Benefits and practical applications of the method

• High throughput: Ultra-fast glycan release and derivatization streamline batch analysis in QC and process development.
• Enhanced sensitivity: Dramatically improved fluorescence and MS response factors enable low-level glycan detection and quantitation.
• Simplicity: Minimal hands-on time, no solvent evaporations, and a robust SPE cleanup facilitate reproducible workflows.
• Versatility: Applicable to a wide range of glycoprotein sources, including monoclonal antibodies and serum glycoproteins.

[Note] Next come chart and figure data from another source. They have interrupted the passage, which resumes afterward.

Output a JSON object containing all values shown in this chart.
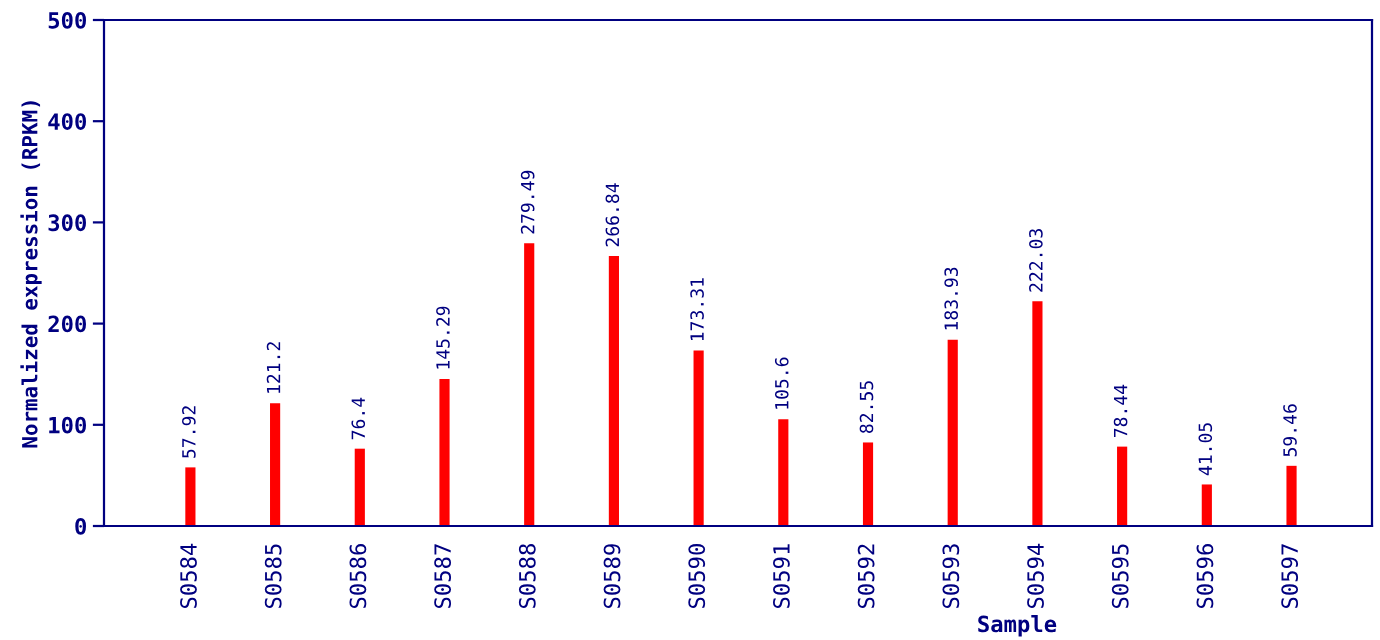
{
  "chart_data": {
    "type": "bar",
    "xlabel": "Sample",
    "ylabel": "Normalized expression (RPKM)",
    "categories": [
      "S0584",
      "S0585",
      "S0586",
      "S0587",
      "S0588",
      "S0589",
      "S0590",
      "S0591",
      "S0592",
      "S0593",
      "S0594",
      "S0595",
      "S0596",
      "S0597"
    ],
    "values": [
      57.92,
      121.2,
      76.4,
      145.29,
      279.49,
      266.84,
      173.31,
      105.6,
      82.55,
      183.93,
      222.03,
      78.44,
      41.05,
      59.46
    ],
    "color": "#ff0000",
    "ylim": [
      0,
      500
    ],
    "yticks": [
      0,
      100,
      200,
      300,
      400,
      500
    ],
    "data_labels": true,
    "grid": false,
    "legend": false
  }
}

Future trends and potential applications

• Automated sample preparation: Integration with liquid-handling platforms for further throughput gains.
• Expanded reagent development: Novel tags targeting specific glycan features (e.g., sialic acid linkages) for deeper structural insights.
• AI-driven data analysis: Machine-learning algorithms to interpret complex glycan profiles and predict biological impacts.
• Clinical biomarker discovery: Sensitive glycomics workflows for disease diagnostics and therapeutic monitoring.

Conclusion

The RapiFluor-MS N-Glycan Kit offers a unified solution for rapid, high-sensitivity HILIC-FLR-MS analysis of released N-glycans. By combining accelerated deglycosylation, ultrafast fluorescent/MS tagging and robust SPE cleanup, this workflow dramatically improves throughput and detection limits while ensuring accurate glycan profiling for biopharmaceutical and glycomics applications.

References

1. Mechref Y, Hu Y, Desantos-Garcia JL, Hussein A, Tang H. Quantitative glycomics strategies. Mol Cell Proteomics. 2013;12(4):874–884.
2. Cook KS, Bullock K, Sullivan T. Development and qualification of an antibody rapid deglycosylation method. Biologicals. 2012;40(2):109–117.
3. Klapoetke S, Zhang J, Becht S, Gu X, Ding X. The evaluation of a novel approach for the profiling and identification of N-linked glycan with a procainamide tag by HPLC with fluorescent and mass spectrometric detection. J Pharm Biomed Anal. 2010;53(3):315–324.